- The Washington Times - Wednesday, October 30, 2013


Two, sometimes three evenings a week, just down the block from my home, the sounds of intermittently blown whistles pierce the air, followed by either cheering or booing for the littlest of the little ones playing football.

Similar sounds can be heard throughout the D.C. region and indeed across the country this time of year, as pee-wee leagues count down toward their respective playoff rounds.

They are good times, for sure, but they can be dangerous, too — an alarm sounded quite loudly Wednesday with the release of “Sports-Related Concussion in Youth: Improving the Science, Changing the Culture.”

The extensive report by the Institute of Medicine and the National Research Council looked at several youth sports — from women’s basketball to men’s lacrosse — played by a broad range of ages — from 5 to 21 years old.

Some of the findings can readily be placed in the common sense category. For example that “reported concussions rates are more frequent among high school athletes than college athletes in some sports,” such as football.

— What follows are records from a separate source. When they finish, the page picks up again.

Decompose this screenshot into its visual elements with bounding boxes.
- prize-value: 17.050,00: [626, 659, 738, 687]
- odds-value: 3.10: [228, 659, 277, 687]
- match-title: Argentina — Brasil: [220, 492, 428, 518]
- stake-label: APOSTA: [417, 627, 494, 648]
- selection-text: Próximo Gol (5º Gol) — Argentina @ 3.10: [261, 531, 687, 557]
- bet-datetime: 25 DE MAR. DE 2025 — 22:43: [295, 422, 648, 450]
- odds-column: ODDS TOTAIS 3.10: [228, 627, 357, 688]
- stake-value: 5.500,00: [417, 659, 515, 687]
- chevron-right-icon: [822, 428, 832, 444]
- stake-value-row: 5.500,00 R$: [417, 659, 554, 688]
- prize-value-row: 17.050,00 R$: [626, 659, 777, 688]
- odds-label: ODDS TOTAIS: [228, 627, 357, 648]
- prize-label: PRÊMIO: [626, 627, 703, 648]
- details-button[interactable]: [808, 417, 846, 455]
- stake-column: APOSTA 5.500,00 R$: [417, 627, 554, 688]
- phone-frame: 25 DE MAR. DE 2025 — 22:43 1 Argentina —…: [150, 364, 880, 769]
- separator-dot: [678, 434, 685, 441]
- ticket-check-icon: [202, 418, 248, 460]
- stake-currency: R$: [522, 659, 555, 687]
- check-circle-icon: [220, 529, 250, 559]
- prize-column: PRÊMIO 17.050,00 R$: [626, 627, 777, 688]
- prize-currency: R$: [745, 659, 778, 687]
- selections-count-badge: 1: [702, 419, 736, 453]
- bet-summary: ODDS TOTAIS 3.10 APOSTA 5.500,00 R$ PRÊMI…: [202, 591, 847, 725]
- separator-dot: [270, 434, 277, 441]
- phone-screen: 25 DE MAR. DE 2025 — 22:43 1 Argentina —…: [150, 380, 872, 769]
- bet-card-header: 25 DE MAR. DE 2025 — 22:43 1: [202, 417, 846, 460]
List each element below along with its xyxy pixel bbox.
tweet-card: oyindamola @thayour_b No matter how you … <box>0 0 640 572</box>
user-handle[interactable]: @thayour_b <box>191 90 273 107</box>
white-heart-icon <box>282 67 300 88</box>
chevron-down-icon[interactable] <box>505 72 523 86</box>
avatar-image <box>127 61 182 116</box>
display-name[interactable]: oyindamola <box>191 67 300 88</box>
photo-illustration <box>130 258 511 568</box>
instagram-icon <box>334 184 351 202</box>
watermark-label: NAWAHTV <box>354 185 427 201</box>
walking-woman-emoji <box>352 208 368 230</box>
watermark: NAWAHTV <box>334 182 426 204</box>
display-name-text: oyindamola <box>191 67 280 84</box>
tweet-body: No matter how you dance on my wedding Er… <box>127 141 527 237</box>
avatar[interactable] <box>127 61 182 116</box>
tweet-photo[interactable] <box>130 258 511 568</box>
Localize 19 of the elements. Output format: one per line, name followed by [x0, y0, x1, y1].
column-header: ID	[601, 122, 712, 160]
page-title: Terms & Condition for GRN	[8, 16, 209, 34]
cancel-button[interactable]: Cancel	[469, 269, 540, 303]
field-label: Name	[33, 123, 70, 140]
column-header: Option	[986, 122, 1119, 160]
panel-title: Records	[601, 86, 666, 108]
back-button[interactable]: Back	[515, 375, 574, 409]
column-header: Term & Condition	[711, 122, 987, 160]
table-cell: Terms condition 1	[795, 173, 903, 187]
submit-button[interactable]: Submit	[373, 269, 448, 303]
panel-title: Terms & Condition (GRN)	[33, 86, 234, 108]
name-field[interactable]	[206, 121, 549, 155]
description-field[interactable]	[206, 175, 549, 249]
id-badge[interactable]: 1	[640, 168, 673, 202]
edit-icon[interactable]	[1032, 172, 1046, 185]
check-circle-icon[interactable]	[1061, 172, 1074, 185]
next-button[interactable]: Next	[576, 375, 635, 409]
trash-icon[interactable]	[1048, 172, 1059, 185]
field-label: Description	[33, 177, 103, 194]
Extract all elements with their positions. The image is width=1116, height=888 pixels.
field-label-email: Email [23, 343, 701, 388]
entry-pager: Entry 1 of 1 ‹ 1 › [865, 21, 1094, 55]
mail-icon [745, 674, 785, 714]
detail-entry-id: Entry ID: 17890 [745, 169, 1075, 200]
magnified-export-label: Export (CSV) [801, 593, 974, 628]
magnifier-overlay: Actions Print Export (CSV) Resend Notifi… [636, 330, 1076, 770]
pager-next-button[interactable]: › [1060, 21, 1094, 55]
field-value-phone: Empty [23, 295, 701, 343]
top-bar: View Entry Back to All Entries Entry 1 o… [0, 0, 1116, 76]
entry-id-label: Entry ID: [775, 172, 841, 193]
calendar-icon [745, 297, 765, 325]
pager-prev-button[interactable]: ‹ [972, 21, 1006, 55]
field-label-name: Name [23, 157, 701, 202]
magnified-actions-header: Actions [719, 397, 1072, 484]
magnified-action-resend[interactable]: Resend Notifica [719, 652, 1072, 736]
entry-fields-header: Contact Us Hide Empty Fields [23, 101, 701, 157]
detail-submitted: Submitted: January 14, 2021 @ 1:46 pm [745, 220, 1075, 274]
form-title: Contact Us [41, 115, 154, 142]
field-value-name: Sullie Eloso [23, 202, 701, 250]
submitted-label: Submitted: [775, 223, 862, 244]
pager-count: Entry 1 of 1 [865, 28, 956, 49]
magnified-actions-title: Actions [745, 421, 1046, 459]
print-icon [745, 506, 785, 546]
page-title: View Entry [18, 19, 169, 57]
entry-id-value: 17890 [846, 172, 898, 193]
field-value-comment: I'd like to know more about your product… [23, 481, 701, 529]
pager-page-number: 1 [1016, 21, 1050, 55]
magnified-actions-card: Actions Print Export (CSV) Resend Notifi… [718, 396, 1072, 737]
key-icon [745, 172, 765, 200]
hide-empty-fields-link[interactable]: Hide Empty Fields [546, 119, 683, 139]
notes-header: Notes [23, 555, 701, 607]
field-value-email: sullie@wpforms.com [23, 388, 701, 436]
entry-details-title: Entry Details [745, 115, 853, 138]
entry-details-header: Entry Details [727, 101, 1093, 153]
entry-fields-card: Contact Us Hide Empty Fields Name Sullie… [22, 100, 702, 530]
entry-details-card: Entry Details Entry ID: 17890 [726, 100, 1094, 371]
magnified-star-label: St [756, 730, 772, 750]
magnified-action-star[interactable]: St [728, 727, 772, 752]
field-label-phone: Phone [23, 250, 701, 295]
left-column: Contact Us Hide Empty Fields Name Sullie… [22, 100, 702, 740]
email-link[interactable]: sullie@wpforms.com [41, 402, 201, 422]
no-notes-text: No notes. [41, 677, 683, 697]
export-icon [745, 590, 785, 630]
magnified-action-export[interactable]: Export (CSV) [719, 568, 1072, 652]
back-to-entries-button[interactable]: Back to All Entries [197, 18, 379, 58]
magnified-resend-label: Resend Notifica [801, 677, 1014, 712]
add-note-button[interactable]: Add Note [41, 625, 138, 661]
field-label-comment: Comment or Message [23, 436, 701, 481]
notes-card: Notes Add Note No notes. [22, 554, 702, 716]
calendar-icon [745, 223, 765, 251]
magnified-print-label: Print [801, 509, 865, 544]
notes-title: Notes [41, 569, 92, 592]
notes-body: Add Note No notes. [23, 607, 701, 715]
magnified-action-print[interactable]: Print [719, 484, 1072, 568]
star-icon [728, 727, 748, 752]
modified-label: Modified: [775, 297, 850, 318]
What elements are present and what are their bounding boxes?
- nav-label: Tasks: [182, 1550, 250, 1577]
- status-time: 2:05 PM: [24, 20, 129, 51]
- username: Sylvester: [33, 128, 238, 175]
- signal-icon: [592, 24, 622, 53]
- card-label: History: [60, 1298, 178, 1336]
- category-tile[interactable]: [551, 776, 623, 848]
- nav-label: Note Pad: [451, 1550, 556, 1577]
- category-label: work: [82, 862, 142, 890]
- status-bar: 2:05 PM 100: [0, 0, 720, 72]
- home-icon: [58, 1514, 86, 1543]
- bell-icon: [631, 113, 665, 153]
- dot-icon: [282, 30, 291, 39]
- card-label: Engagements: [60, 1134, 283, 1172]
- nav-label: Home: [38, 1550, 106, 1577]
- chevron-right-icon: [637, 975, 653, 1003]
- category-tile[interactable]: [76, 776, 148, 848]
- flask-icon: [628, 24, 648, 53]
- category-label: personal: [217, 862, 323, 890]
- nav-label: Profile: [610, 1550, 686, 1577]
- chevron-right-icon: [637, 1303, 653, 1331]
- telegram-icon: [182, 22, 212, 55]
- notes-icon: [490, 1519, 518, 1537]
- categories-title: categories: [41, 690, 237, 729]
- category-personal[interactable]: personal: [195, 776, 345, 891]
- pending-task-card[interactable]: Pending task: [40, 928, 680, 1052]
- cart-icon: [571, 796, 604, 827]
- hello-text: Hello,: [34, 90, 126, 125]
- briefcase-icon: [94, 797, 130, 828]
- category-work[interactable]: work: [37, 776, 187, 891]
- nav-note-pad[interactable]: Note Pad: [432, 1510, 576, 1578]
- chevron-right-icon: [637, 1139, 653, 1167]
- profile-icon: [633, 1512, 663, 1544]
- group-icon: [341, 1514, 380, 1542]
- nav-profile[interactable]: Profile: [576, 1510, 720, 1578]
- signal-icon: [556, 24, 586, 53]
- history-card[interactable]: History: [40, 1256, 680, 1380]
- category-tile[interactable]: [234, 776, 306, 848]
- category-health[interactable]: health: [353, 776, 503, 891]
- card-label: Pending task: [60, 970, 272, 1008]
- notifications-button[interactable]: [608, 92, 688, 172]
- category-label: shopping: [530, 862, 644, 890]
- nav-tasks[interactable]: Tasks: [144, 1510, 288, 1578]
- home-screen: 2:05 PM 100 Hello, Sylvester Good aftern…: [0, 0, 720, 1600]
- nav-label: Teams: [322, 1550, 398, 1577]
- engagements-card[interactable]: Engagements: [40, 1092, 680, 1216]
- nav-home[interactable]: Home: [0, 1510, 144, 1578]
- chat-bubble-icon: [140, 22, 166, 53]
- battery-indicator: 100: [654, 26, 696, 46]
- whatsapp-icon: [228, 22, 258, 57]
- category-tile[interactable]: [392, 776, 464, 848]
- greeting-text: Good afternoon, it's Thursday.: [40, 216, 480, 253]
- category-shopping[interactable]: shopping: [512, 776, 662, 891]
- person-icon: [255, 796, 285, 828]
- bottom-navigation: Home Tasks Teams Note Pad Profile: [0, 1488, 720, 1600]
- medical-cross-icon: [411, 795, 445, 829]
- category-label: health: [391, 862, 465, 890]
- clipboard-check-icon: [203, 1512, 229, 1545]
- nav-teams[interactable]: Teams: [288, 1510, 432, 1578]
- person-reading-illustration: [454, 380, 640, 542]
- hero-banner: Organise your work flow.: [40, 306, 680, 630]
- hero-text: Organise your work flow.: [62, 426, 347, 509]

Young people often think they are invincible; we always know they are not.

Yet other findings caution all adults to be more mindful of that old cheer, “Hit ‘em again, harder, harder.”

Particularly noteworthy were findings that concussion rates “appear higher for youths with a history of prior concussions and among female athletes” and that:

Women’s collegiate ice hockey has the highest rate of reported concussions.

Overall, football, ice hockey, lacrosse, wrestling and soccer are associated with the highest rates of reported concussions for boys and men who play in high school and college.

For girls and women, soccer, lacrosse and basketball are associated with the highest rates of reported concussions at the high school and college levels.

When it comes to 19-and-under youths, the reported number of individuals treated in emergency rooms for concussions and other non-fatal, sports- and recreation-related traumatic brain injuries increased from 150,000 in 2001 to 250,000 in 2009.

Interestingly, that 2009 tally was long before the NFL tackled the New Orleans Saints for its illegitimate bounty fund, which paid players for clocking opponents (which used to be simply called “smash-mouth” football.)

The analysts also looked at military concussion instances as well, but I’m excluding them from this discussion because military personnel deal with extenuating circumstances that young athletes do not.